Ex-militante. Política é uma de suas paixões desde a época do grêmio
estudantil no Colégio Estadual Júlio de Castilhos. No dia do golpe
militar de 64, a adolescente Sandra Cureau estava entre os alunos que
movimentaram a emissora Juliana, pelo serviço de alto-falantes da
escola. Enquanto as emissoras de rádio da cidade estavam fora do ar, a
Juliana convocava os alunos a refletir sobre o início do regime militar
(1964-1985).
Hoje, em momentos de maior tensão, a subprocuradora recorre aos
romances policiais, outra paixão. No momento, ela lê A Farsa, do
norte-americano Christopher Reich. O personagem principal é um médico,
que descobre uma segunda identidade da mulher depois da morte dela. Uma
avalanche nos Alpes muda o destino do personagem e dá início a uma
grande investigação.
Sandra Cureau conta com apenas 14 assessores para o trabalho de
fiscalizar as eleições presidenciais, já incluída uma estagiária. É um
time menor, por exemplo, do que o de advogados do PT e do governo
envolvidos no processo eleitoral.
Caixa 2. Algumas investigações são missão quase impossível, avalia a
subprocuradora, como buscar rastros de dinheiro de origem ilícita no
pleito. "Dá para imaginar uma eleição sem caixa 2?", pergunta a
repórter. Cureau: "Tinha de dar, mas desse jeito, é muito difícil, a
gente continua batendo num problema que é a quebra do sigilo".

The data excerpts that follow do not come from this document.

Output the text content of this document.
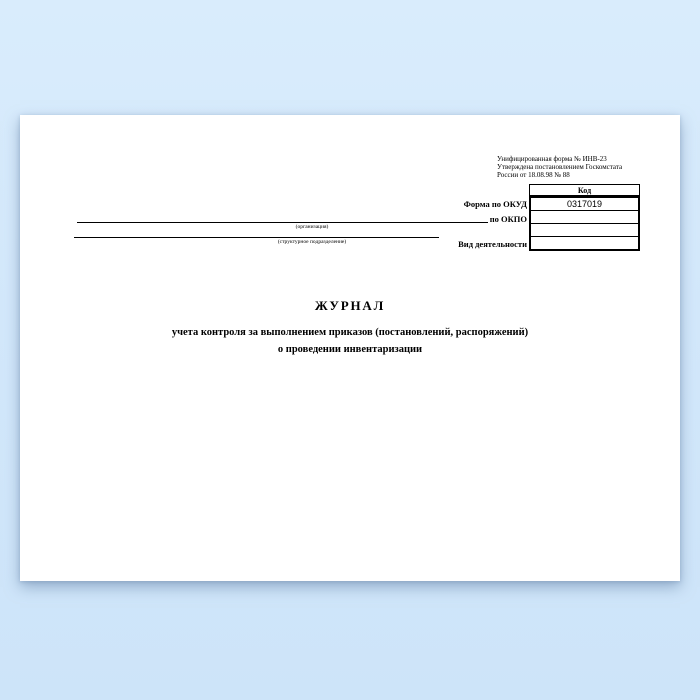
Унифицированная форма № ИНВ-23
Утверждена постановлением Госкомстата
России от 18.08.98 № 88
Код
0317019
Форма по ОКУД
по ОКПО
Вид деятельности
(организация)
(структурное подразделение)
ЖУРНАЛ
учета контроля за выполнением приказов (постановлений, распоряжений)
о проведении инвентаризации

Com vista para o céu imenso de Brasília e as águas do Lago Paranoá, o
gabinete de Sandra Cureau acumula pilhas de papel. Há também exemplares
do recém-lançado Código Florestal, Desafios e Perspectivas, que ajudou a
coordenar, preocupada com a iminente mudança nos limites de
desmatamento, em debate no Congresso.
Com o início da propaganda eleitoral, começa a fase mais difícil da
campanha, prevê a subprocuradora. "A possibilidade de que haja
propaganda em desacordo com a lei é muito maior, as pessoas são
extremamente engenhosas", disse, repetindo um termo - "engenhosa" - com
que já classificou a estratégia de Lula para promover sua candidata, a
ex-ministra Dilma Rousseff, ao Planalto.
Encerrada a fase da pré-campanha, os fins de semana deverão ser de
trabalho. As caminhadas, frequentes até a subprocuradora assumir a
chefia da área eleitoral do Ministério Público, não devem ser retomadas
tão cedo.
Os pareceres e representações de Sandra Cureau vão se multiplicar?
"Se for uma coisa pequena, que não seja relevante, deixo passar, não vou
entupir o tribunal com bobagens", resume. "Vai ser uma eleição muito,
muito, muito complicada", diz a xerife do pleito: "O termo não é muito
simpático, mas, na verdade, é isso mesmo: xerife".